Health effect of nicotine and other aerosols that come from electronic cigarettes is not well understood. A research showed that electronic cigarettes aerosol is having a risk for person who has a compromised health condition and limited ventilation. Flavoring availability is for food product not for liquid electronic cigarettes flavoring. There is limited data about the health effect of inhaled flavorings and the synergistic effect from electronic cigarettes contents and environmental contaminants [23]. In Indonesia, there is no regulation of electronic cigarettes yet. While, in 2016, in Great Britain the regulation of electronic cigarettes as a nonprescription medicine started, other countries such as Brazil, Singapore, and Norway have banned the use of electronic cigarettes [5]. Respondent’s opinion on policy of electronic cigarette in Indonesia was mostly “do not agree” if there is a policy to restrict electronic cigarette usage. The regulation of electronic cigarettes varies in 33 countries. WHO conducted a survey in 2011 about regulation and availability of electronic cigarettes within their country, 13 reported no availability, 16 reported they were available (nine unregulated, seven with some type of regulation), and four were unsure [24]. An analysis was undertaken of key elements in electronic cigarettes position statements from selected national/international health agencies such as general public health risk assessment and explicit statement that consumers should avoid electronic cigarettes. General public health risk assessment about electronic cigarettes was stated from Non-Smokers’ Rights Association (Canada), Campaign for Tobacco Free Kids (USA), Canada Lung Association, and Cancer Society (New Zealand). The explicit statement that consumers should avoid electronic cigarettes was stated from WHO, Scottish Dir Public Health [5]. There are limited data on the effects of recurrent long-term exposures to aerosolized nicotine, flavoring, and propylene glycol. The effects of an aerosol delivery system on the quantity of nicotine consumed by users are unknown. Electronic cigarettes have the potential for significant impact on public health. At this time, data are not sufficient to confirm a long-term benefit for users or a public health benefit for the population at large [25].
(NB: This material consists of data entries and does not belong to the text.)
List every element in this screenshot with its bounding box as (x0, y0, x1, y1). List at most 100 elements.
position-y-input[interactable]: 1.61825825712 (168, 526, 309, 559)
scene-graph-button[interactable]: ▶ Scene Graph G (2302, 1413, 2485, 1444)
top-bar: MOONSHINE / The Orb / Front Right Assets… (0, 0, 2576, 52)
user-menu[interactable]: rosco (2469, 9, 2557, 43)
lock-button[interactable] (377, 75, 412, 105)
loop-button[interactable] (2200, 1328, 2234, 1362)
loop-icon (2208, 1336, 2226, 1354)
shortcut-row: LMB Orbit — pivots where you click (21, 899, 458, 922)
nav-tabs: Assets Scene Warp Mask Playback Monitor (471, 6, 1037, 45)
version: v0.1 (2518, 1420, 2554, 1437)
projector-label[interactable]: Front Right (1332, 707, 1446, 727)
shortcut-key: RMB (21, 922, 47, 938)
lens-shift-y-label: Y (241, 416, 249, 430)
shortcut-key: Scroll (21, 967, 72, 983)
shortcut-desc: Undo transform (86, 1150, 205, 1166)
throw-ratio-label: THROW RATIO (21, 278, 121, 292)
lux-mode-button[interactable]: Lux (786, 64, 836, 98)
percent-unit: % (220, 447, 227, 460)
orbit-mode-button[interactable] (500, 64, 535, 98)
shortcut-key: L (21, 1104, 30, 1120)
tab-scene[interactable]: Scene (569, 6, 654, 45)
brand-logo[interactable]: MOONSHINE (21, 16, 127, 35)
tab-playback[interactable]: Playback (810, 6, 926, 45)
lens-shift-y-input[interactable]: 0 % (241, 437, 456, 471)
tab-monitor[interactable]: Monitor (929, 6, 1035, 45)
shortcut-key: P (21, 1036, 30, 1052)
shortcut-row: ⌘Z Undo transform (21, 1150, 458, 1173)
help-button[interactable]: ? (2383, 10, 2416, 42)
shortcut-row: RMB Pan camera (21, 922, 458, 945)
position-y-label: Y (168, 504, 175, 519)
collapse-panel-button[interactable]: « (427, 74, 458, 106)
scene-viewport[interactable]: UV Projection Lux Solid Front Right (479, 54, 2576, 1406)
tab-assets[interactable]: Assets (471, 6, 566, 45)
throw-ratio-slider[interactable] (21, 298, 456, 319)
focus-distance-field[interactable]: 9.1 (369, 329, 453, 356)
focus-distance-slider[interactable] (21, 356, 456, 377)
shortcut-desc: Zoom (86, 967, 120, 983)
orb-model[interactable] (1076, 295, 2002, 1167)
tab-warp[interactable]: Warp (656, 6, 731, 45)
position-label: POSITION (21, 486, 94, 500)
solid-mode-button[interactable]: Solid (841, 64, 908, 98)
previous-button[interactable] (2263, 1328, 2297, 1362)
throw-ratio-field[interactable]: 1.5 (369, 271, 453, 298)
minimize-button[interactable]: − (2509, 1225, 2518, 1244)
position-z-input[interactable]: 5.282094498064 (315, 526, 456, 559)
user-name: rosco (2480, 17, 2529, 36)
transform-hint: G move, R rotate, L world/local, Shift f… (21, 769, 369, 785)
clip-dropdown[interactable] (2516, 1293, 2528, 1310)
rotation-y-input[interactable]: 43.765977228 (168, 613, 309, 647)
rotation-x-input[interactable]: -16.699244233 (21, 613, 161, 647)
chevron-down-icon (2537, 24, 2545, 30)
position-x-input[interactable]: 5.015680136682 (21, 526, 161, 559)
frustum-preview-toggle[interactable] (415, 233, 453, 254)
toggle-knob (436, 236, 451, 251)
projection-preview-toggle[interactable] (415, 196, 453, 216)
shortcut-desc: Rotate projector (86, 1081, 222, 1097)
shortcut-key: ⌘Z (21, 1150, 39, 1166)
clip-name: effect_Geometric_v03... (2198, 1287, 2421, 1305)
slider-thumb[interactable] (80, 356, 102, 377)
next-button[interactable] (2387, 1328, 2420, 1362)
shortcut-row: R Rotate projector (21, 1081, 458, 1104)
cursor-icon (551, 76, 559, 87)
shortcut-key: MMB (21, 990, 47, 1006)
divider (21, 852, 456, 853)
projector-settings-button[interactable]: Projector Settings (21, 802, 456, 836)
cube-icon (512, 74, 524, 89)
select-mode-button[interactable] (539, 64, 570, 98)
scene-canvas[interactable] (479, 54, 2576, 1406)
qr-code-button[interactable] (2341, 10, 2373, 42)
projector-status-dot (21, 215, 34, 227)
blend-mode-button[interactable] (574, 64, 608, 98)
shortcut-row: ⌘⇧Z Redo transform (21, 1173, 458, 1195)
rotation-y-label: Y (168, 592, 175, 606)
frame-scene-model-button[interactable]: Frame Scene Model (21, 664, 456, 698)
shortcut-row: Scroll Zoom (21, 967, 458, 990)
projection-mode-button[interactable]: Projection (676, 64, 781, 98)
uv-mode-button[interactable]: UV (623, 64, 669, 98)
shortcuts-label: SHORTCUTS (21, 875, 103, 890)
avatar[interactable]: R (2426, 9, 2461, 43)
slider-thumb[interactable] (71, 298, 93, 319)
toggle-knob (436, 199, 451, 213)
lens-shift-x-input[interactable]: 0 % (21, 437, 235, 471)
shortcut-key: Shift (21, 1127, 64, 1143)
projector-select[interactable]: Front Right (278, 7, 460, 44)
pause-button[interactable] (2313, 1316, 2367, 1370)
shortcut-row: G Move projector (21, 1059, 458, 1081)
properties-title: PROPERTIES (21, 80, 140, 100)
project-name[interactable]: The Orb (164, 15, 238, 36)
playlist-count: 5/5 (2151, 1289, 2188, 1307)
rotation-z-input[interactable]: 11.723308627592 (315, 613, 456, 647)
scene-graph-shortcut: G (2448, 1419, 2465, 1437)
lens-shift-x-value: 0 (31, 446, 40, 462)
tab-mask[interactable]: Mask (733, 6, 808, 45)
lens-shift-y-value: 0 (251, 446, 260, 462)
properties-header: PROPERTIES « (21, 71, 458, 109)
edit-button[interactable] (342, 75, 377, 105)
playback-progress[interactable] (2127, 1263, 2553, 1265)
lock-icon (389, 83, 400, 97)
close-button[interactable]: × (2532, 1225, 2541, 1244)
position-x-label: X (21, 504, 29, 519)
The limitation of this research was lack of electronic cigarettes brand distributed in Indonesia, from Indonesia and from other countries as well. Because of it, the determination of electronic cigarettes as samples in this research was not various. Exposure of electronic cigarette related to health complaints was not identified toxicologically. The other chemical measurements in electronic cigarettes were not identified.

4. Conclusion

In conclusion, mostly the first time users smoked electronic cigarette was at 2015, smoking frequency of electronic cigarettes was mostly twice a day and three times a day. Health complaints were mostly upper airway irritation with acute effect and mostly cotinine urine was positive. The recommendations are to educate users about hazard of electronic cigarettes due to the regulation of electronic cigarettes not being set yet and to conduct further research to identify chemical agents in electronic cigarettes.

Data Availability

Data can be accessed by contacting the corresponding author. No data were used to support this study.

Conflicts of Interest

The authors declare that there are no conflicts of interest regarding the publication of this paper.

Acknowledgments

The authors acknowledge Universitas Airlangga for funding this research through Annual Budget Activity Plan Universitas Airlangga year 2015. They also thank the enumerator for collecting data and thank respondents who participated in this research.